Der Zeitpunkt für eine kleine Torlos-Serie und eine frühe Auswechslung ist für Ducksch auch deshalb schlecht, weil Bundestrainer Julian Nagelsmann bald den Kader für die März-Länderspiele bekannt gibt. Beim letzten Mal war Ducksch erstmals dabei und kam zu zwei Einsätzen im Deutschlandtrikot. Wird er wieder nominiert, würde das seine Chancen auf eine EM-Teilnahme erhöhen.
Auch Ducksch vernimmt die Kritiker, die seine weniger gewordenen Tore, technische Mängel und eine destruktive Körpersprache bemängeln. Diese Kritik ist weniger in den Medien zu finden als unter den Fans und in den vermeintlich sozialen Netzwerken. Aber mal ehrlich: Soll Ducksch in jedem Spiel treffen? Dann käme er auf 34 Saisontore, was an die historischen Lewandowski-Dimensionen einst bei Bayern erinnert. Mit Lewandowski hat Ducksch jedoch nur gemeinsam, dass auch der in München mal früh ausgewechselt wurde, obwohl er noch Torschützenkönig hätte werden können. Die Gesichter beider Spieler nach der Auswechslung glichen sich. Doch die beiden Trainer, Pep Guardiola und Ole Werner, scherten sich weniger um die persönlichen Ziele ihrer wichtigsten Spieler – warum auch immer.
Die Bayern mussten später schmerzhaft erfahren, dass Empathie im Fußball keine Einbahnstraße ist. Lewandowski wollte nur noch weg und wechselte nach Barcelona. Wie lange Ducksch noch das Werder-Trikot trägt, ist offen.

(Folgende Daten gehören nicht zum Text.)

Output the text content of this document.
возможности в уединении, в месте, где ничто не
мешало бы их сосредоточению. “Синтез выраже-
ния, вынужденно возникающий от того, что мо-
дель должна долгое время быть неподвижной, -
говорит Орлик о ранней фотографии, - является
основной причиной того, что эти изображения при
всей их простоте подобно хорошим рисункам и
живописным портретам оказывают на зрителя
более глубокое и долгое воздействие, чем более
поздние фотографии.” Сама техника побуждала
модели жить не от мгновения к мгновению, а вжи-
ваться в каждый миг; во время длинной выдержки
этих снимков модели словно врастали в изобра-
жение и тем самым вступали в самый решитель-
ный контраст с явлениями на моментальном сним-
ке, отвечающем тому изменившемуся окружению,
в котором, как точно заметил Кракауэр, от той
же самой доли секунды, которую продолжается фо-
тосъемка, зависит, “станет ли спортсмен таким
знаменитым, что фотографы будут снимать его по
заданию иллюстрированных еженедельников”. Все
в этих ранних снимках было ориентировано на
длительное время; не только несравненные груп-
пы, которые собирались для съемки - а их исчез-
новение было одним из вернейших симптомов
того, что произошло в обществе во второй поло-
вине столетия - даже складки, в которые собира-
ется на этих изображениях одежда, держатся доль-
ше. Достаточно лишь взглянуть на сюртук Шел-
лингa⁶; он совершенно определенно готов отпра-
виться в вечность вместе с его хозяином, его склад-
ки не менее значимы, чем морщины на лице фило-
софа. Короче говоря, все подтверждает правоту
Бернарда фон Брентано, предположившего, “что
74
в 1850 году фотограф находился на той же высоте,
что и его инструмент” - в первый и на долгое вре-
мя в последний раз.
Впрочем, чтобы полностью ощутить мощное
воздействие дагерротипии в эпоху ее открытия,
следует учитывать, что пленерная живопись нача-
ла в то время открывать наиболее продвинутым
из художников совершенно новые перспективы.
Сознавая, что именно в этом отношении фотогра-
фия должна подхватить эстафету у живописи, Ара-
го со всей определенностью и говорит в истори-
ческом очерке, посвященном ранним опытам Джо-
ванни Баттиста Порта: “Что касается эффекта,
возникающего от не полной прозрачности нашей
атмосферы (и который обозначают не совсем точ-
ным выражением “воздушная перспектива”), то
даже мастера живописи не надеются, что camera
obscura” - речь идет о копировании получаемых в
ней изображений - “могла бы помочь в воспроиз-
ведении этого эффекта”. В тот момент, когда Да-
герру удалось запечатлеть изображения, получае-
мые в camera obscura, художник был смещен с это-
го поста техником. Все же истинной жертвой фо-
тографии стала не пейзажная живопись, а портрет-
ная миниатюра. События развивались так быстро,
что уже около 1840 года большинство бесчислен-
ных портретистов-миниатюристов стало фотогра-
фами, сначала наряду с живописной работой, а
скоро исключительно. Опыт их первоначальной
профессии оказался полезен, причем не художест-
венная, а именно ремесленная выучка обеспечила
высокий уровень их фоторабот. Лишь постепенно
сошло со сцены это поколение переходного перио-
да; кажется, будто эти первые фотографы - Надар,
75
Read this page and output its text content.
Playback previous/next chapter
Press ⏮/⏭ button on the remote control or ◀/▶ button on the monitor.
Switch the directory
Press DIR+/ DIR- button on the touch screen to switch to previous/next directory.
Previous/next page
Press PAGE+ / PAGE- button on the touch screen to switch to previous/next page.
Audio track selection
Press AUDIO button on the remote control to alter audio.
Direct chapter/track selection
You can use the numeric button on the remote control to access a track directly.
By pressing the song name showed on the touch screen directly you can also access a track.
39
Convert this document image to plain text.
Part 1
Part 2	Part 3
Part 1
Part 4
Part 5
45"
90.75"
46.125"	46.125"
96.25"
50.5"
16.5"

Sein Vertrag läuft bis Juni 2026. Er hat aber schon Signale gesendet, dass ein Wechsel nicht auszuschließen ist. Ein Nationalspieler wird schnell in anderen Sphären gehandelt. Für Ducksch spricht: Er ist der erfolgreichste Stürmer bei Werder und wichtig dafür, den Ball überhaupt ins letzte Angriffsdrittel zu bekommen. Für einen Wechsel spricht: Ihm fehlt ein hochklassiger Sturmpartner, der ihn nach gut eingefädelten Angriffen sieht und anspielt. Niclas Füllkrug konnte das, die heutigen Mitspieler schaffen es oft nicht.
Finanziell könnte Werder bei Ducksch mit größeren Klubs nicht mithalten. Aber es gibt eine andere Chance: Wertschätzung ausdrücken, durch Spielzeit und Worte. Bei den Vertragsgesprächen mit Füllkrug ging das auf Werders Seite schief. Das sollte sich bei Ducksch besser nicht wiederholen. Jedenfalls könnte auch der langsam das Gefühl bekommen, die torlosen Spiele würden bei ihm eher wahrgenommen als seine Tore und Vorbereitungen. Sein Pfostentreffer gegen Hoffenheim hätte ein Tor sein können, die Szene war gut gemacht. Im Herbst blieb Ducksch schon einmal vier Spiele ohne Treffer, danach schoss er drei hintereinander. Das ist bei Stürmern normal.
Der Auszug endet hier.